Secondigliano ha pianto la scomparsa di Gaetano Amato, storico commerciante del quartiere, uomo stimato, marito, padre e nonno esemplare. Dopo una lunga e devastante malattia, affrontata con dignità e forza fino all’ultimo, Gaetano Amato si è spento lasciando un vuoto profondo non solo nella sua famiglia, ma nell’intera comunità dell’area nord di Napoli, che per decenni lo ha conosciuto, apprezzato e rispettato.
La notizia della sua morte si è diffusa rapidamente tra Secondigliano, Miano e i quartieri limitrofi, suscitando un’ondata di commozione e cordoglio. Per molti, Gaetano Amato non era soltanto un commerciante, ma un punto di riferimento umano e professionale, uno di quei volti familiari che hanno fatto la storia del quartiere, quando ogni negozio era un presidio sociale e ogni bottega raccontava una storia.
Gaetano Amato era noto soprattutto per la sua attività commerciale, una profumeria storica che per anni ha rappresentato un punto fermo per generazioni di clienti. Un luogo che non era solo commercio, ma relazione, fiducia, conoscenza reciproca. In un’epoca in cui il negozio di quartiere era anche un luogo di incontro, Amato incarnava perfettamente lo spirito del commerciante di una volta: serio, affidabile, sempre disponibile. Accanto al lavoro, c’era la famiglia, centro assoluto della sua vita. Lascia la moglie Angela, i figli Francesco e Mario, le nuore Manuela e Chiara e le amate nipoti Marta e Giordana. A loro è arrivato, in queste ore, l’abbraccio silenzioso ma fortissimo di un intero quartiere.
I funerali si sono svolti oggi presso la Chiesa dei Fiorentini, in piazza degli Artisti al Vomero, in un clima di profonda partecipazione e raccoglimento. Tante le persone presenti, a testimonianza dell’affetto e della stima che Gaetano Amato aveva saputo costruire negli anni. Parlare di Gaetano Amato significa raccontare una Secondigliano diversa, fatta di rapporti umani, rispetto, sacrificio e lavoro quotidiano. Era considerato da tutti un pilastro della comunità, uno di quei commercianti che hanno contribuito a dare identità al quartiere, quando il Corso e le sue traverse erano il cuore pulsante della vita sociale ed economica.
Con la sua scomparsa, molti hanno sottolineato come se ne vada “un uomo di altri tempi”, uno di quelli che oggi sembrano sempre più rari. Un uomo che non aveva bisogno di apparire, perché parlavano per lui i fatti, la correttezza, la serietà con cui ha sempre condotto la sua attività e la sua vita. Sono tantissimi i messaggi di affetto arrivati alla famiglia, sia in forma privata che pubblica.

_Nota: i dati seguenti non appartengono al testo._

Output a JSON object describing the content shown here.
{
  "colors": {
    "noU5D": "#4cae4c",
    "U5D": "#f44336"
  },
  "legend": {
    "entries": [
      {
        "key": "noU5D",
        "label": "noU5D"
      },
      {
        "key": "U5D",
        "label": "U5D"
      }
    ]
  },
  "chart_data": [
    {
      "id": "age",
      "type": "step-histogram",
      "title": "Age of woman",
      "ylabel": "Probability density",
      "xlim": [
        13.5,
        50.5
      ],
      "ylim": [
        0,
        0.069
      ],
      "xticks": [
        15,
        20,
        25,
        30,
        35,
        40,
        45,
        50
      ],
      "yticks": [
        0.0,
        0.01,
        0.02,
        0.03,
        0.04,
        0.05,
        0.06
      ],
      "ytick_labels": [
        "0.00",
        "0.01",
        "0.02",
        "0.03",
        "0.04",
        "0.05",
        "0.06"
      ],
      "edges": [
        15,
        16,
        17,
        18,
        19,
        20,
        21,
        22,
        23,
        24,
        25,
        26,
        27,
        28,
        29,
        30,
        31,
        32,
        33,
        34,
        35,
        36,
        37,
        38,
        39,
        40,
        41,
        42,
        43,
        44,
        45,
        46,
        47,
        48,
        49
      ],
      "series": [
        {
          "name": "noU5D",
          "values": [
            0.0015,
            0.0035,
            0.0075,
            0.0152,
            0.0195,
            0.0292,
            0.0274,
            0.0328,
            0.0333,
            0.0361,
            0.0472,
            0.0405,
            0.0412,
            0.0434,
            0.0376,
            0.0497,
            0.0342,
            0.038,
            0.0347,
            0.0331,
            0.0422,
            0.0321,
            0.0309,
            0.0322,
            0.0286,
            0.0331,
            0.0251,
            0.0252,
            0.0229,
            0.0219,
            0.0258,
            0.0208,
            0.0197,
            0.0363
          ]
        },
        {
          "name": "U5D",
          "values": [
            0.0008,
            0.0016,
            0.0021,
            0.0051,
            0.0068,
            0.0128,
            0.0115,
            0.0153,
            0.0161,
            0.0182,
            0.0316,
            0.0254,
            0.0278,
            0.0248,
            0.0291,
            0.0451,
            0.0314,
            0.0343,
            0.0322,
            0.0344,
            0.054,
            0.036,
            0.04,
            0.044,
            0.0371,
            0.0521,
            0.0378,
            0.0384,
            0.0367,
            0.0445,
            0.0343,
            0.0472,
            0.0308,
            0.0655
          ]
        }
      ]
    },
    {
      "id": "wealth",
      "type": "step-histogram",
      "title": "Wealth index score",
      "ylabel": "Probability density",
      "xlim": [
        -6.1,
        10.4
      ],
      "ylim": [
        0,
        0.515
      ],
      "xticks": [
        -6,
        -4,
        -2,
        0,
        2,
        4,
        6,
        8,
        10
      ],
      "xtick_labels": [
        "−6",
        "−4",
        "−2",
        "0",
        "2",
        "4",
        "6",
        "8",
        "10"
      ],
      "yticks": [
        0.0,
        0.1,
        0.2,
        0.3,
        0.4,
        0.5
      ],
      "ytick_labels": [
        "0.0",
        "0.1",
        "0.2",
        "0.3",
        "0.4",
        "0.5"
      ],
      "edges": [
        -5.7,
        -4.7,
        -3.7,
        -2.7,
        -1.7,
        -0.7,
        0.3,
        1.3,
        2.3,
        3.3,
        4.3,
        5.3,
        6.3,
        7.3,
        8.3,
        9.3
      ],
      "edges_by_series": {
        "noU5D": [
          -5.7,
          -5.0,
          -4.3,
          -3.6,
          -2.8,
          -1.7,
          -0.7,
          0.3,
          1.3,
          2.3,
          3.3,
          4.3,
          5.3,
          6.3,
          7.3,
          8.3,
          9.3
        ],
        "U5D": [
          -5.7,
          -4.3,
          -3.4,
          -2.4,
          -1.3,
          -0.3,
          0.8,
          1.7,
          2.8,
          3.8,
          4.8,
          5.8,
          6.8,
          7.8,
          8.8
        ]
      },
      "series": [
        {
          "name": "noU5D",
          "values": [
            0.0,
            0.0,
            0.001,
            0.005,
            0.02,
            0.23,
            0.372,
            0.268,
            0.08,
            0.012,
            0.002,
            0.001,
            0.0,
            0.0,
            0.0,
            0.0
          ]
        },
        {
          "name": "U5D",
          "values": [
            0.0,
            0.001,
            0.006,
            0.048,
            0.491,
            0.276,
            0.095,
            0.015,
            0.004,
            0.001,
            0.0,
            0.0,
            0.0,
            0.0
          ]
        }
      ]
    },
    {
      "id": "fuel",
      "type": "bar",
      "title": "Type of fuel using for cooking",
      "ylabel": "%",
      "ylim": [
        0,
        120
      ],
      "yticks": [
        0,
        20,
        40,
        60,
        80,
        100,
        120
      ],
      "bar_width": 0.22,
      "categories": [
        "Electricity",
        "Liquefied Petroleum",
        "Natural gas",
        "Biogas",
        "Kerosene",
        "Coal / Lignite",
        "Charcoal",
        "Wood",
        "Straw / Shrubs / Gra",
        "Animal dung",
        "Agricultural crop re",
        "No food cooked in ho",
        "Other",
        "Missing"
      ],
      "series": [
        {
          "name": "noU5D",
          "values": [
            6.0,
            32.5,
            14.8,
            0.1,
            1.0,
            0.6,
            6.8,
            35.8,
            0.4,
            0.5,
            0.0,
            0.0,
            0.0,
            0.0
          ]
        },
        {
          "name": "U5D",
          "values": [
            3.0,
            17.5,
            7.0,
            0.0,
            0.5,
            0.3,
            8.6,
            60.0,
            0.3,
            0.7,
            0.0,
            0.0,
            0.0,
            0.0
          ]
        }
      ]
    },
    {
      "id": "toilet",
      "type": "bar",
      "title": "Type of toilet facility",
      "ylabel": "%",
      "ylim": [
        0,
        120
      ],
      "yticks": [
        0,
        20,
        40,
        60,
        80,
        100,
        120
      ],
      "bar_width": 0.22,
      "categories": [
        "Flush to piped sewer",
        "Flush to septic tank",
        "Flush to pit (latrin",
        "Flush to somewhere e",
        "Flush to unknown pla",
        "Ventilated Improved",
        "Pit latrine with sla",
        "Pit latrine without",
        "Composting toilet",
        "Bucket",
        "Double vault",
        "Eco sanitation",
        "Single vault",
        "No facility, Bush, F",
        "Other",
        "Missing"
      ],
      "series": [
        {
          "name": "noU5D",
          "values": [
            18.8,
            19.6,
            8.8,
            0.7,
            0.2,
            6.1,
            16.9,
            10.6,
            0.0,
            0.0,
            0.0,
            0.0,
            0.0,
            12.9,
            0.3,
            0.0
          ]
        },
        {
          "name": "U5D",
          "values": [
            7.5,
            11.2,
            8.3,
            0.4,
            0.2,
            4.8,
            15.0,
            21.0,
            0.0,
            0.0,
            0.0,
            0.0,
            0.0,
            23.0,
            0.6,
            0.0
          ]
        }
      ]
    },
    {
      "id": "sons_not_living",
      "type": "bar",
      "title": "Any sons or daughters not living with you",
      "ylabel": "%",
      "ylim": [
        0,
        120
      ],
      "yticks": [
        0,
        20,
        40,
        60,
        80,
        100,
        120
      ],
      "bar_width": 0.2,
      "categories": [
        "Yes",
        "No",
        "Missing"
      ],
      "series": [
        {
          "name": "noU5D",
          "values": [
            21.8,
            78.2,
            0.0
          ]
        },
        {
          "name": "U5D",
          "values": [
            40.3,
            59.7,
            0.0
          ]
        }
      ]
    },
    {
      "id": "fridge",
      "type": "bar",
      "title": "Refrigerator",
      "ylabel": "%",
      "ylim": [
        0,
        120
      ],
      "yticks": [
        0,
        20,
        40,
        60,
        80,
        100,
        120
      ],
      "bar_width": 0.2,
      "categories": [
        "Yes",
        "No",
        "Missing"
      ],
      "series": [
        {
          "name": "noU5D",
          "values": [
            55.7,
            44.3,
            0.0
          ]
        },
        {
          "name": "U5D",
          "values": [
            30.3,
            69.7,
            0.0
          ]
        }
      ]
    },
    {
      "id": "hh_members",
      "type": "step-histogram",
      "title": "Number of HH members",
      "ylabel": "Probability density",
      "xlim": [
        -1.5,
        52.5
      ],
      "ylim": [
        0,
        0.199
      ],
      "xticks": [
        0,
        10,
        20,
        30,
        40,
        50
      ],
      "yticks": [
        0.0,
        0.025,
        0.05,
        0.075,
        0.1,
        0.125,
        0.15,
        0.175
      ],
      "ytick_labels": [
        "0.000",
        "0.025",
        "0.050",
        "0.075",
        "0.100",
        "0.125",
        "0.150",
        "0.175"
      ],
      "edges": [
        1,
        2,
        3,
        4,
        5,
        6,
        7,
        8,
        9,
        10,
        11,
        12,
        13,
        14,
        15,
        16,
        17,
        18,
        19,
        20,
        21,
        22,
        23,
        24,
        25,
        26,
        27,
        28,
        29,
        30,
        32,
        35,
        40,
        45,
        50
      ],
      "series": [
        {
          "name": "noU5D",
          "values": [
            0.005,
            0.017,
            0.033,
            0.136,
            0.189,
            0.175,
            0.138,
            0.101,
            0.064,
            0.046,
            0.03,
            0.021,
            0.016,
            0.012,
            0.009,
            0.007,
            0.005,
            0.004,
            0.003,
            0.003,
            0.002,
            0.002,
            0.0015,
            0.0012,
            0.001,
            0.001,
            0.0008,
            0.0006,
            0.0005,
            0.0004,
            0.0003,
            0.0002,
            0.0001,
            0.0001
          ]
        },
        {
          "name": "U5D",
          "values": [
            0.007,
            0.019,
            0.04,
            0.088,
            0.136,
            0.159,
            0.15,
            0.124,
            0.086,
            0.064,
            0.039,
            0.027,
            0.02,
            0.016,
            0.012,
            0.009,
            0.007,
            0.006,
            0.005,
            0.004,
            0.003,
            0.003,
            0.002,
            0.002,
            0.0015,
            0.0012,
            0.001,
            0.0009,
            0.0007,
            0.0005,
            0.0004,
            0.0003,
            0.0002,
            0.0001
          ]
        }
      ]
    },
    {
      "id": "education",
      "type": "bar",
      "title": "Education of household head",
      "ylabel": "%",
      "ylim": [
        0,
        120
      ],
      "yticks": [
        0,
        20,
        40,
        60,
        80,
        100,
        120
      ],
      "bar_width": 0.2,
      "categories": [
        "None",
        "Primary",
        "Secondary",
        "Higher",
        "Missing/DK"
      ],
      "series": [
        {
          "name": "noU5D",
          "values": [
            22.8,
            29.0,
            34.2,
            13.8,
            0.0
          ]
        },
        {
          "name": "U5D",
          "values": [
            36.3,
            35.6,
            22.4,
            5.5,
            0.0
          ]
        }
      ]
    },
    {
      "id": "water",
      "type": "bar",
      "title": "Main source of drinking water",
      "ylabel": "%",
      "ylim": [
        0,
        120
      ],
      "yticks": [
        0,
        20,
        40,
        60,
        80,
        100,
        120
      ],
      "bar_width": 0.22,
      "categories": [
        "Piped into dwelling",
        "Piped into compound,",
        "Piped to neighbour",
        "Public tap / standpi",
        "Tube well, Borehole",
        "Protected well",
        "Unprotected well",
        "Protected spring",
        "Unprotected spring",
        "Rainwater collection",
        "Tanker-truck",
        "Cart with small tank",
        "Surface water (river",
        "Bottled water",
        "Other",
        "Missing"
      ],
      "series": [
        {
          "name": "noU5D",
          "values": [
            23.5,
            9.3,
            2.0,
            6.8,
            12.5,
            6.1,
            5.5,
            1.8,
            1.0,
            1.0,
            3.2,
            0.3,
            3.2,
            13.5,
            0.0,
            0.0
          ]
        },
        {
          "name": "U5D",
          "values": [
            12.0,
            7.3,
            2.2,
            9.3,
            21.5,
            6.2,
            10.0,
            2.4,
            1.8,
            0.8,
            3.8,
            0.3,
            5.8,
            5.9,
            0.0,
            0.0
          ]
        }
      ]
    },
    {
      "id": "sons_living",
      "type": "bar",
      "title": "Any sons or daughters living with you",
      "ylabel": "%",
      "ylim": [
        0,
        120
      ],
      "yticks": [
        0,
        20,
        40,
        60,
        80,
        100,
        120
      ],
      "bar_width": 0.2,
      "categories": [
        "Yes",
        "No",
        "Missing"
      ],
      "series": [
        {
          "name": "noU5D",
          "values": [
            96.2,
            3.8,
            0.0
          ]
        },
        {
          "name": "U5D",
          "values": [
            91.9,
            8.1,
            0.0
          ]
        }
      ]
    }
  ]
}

Commenti carichi di emozione, ricordi, riconoscenza. C’è chi lo ricorda come un gran lavoratore, chi come una persona perbene, chi come un commerciante stimato e corretto, con cui era un piacere avere rapporti professionali.
Molti raccontano di essere stati suoi clienti per decenni, altri di aver lavorato con lui per venti o trent’anni, altri ancora di aver condiviso vicinanza di casa e quotidianità. Tutti, indistintamente, parlano di una persona straordinaria, di una famiglia rispettata, di un uomo che ha lasciato un segno profondo. C’è chi scrive che “con lui se ne va un pezzo di cuore”, chi ricorda la Secondigliano di una volta, quella in cui ogni negozio era una garanzia e ogni commerciante una storia da raccontare. Parole semplici, ma potentissime, che restituiscono l’immagine di ciò che Gaetano Amato ha rappresentato.
La morte di Gaetano Amato non è solo un lutto familiare, ma una perdita collettiva. È il simbolo di un passaggio di testimone, di un’epoca che lentamente si allontana, ma che continua a vivere nel ricordo di chi l’ha vissuta. La sua eredità non è fatta solo di un’attività commerciale, ma di valori: lavoro, rispetto, dignità, amore per la famiglia e per il proprio quartiere. Secondigliano oggi si stringe attorno ai suoi cari con affetto sincero, consapevole che certe persone non si dimenticano. Restano nei gesti, nei ricordi, nelle parole sussurrate con nostalgia davanti a una saracinesca abbassata o lungo il Corso, dove un tempo il suo nome era sinonimo di fiducia.